This Father’s Day, seven-year-old Max will buy three presents for his three dads.
Kids at school often ask Max: “Where’s your mum?”
Max says he doesn’t have one. Instead he has a “special lady” who helped his dads have him.
“He knows there was an egg donor and there was a surrogate. We’ve explained the process so that a seven-year-old can understand it,” says one of his fathers, Jason Schutze-Stafford.
“He’s very proud of the fact that he’s got three dads in his life. It’s never been an issue for him. He’s very upfront about it.”
Jason, Wayne and Brendan – Jason’s former partner who still plays a role in Max’s life – are gay dads.
They brought a three-week-old Max home after what Jason described as a relatively smooth two-year overseas surrogacy process that calls for a DNA testing to ensure that Max would be an Australian citizen, and preparing passports and exit visas.
“We had moments of stress but also had moments of joy, feeling really blessed that we were able to have Max in our lives,” Jason says.
The men are honest with their son, having regular conversations with him about their modern family. “Every family is different; some have two mums, some two dads, the combinations may be different, but every family is perfect in their own way,” Jason says.
“We don’t judge anyone because they’re different, or because their family is different to yours or anything like that.”
There’s no doubt the family model in Australia is changing. There were 47,000 same-sex couples counted in the 2016 census, up from 33,000 relationships in 2011.
While one-quarter of female same-sex couples have children; for men it is just 4.5 per cent.
Jason has shared books on diversity with Max’s school to encourage conversations around families, difference and acceptance.

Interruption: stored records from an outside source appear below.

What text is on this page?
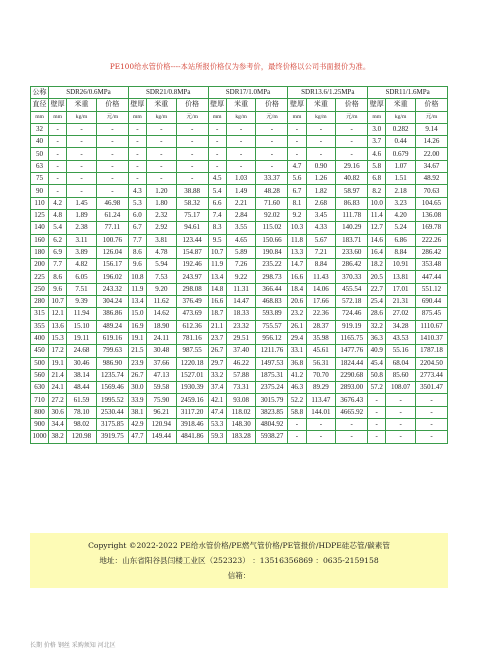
PE100给水管价格----本站所报价格仅为参考价，最终价格以公司书面报价为准。
公称	SDR26/0.6MPa			SDR21/0.8MPa			SDR17/1.0MPa			SDR13.6/1.25MPa			SDR11/1.6MPa		
直径	壁厚	米重	价格	壁厚	米重	价格	壁厚	米重	价格	壁厚	米重	价格	壁厚	米重	价格
mm	mm	kg/m	元/m	mm	kg/m	元/m	mm	kg/m	元/m	mm	kg/m	元/m	mm	kg/m	元/m
32	-	-	-	-	-	-	-	-	-	-	-	-	3.0	0.282	9.14
40	-	-	-	-	-	-	-	-	-	-	-	-	3.7	0.44	14.26
50	-	-	-	-	-	-	-	-	-	-	-	-	4.6	0.679	22.00
63	-	-	-	-	-	-	-	-	-	4.7	0.90	29.16	5.8	1.07	34.67
75	-	-	-	-	-	-	4.5	1.03	33.37	5.6	1.26	40.82	6.8	1.51	48.92
90	-	-	-	4.3	1.20	38.88	5.4	1.49	48.28	6.7	1.82	58.97	8.2	2.18	70.63
110	4.2	1.45	46.98	5.3	1.80	58.32	6.6	2.21	71.60	8.1	2.68	86.83	10.0	3.23	104.65
125	4.8	1.89	61.24	6.0	2.32	75.17	7.4	2.84	92.02	9.2	3.45	111.78	11.4	4.20	136.08
140	5.4	2.38	77.11	6.7	2.92	94.61	8.3	3.55	115.02	10.3	4.33	140.29	12.7	5.24	169.78
160	6.2	3.11	100.76	7.7	3.81	123.44	9.5	4.65	150.66	11.8	5.67	183.71	14.6	6.86	222.26
180	6.9	3.89	126.04	8.6	4.78	154.87	10.7	5.89	190.84	13.3	7.21	233.60	16.4	8.84	286.42
200	7.7	4.82	156.17	9.6	5.94	192.46	11.9	7.26	235.22	14.7	8.84	286.42	18.2	10.91	353.48
225	8.6	6.05	196.02	10.8	7.53	243.97	13.4	9.22	298.73	16.6	11.43	370.33	20.5	13.81	447.44
250	9.6	7.51	243.32	11.9	9.20	298.08	14.8	11.31	366.44	18.4	14.06	455.54	22.7	17.01	551.12
280	10.7	9.39	304.24	13.4	11.62	376.49	16.6	14.47	468.83	20.6	17.66	572.18	25.4	21.31	690.44
315	12.1	11.94	386.86	15.0	14.62	473.69	18.7	18.33	593.89	23.2	22.36	724.46	28.6	27.02	875.45
355	13.6	15.10	489.24	16.9	18.90	612.36	21.1	23.32	755.57	26.1	28.37	919.19	32.2	34.28	1110.67
400	15.3	19.11	619.16	19.1	24.11	781.16	23.7	29.51	956.12	29.4	35.98	1165.75	36.3	43.53	1410.37
450	17.2	24.68	799.63	21.5	30.48	987.55	26.7	37.40	1211.76	33.1	45.61	1477.76	40.9	55.16	1787.18
500	19.1	30.46	986.90	23.9	37.66	1220.18	29.7	46.22	1497.53	36.8	56.31	1824.44	45.4	68.04	2204.50
560	21.4	38.14	1235.74	26.7	47.13	1527.01	33.2	57.88	1875.31	41.2	70.70	2290.68	50.8	85.60	2773.44
630	24.1	48.44	1569.46	30.0	59.58	1930.39	37.4	73.31	2375.24	46.3	89.29	2893.00	57.2	108.07	3501.47
710	27.2	61.59	1995.52	33.9	75.90	2459.16	42.1	93.08	3015.79	52.2	113.47	3676.43	-	-	-
800	30.6	78.10	2530.44	38.1	96.21	3117.20	47.4	118.02	3823.85	58.8	144.01	4665.92	-	-	-
900	34.4	98.02	3175.85	42.9	120.94	3918.46	53.3	148.30	4804.92	-	-	-	-	-	-
1000	38.2	120.98	3919.75	47.7	149.44	4841.86	59.3	183.28	5938.27	-	-	-	-	-	-
Copyright ©2022-2022 PE给水管价格/PE燃气管价格/PE管报价/HDPE硅芯管/碳素管
地址：山东省阳谷县闫楼工业区（252323） ：13516356869 ：0635-2159158
信箱：
长期 价格 钢丝 采购须知 河北区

“There’s a large proportion of kids who do have mums so we’ve just reinforced the message around diversity and not to assume that every family is the same,” Jason says.
“On a day-to-day basis, our family is very similar to a lot of others in terms of the challenges that we face with the whole parenting and working balance.
“The real thing that I always encourage is to have the conversations with your kids about diversity – different is OK. There’s nothing to fear about difference and not to judge anyone because of that difference.”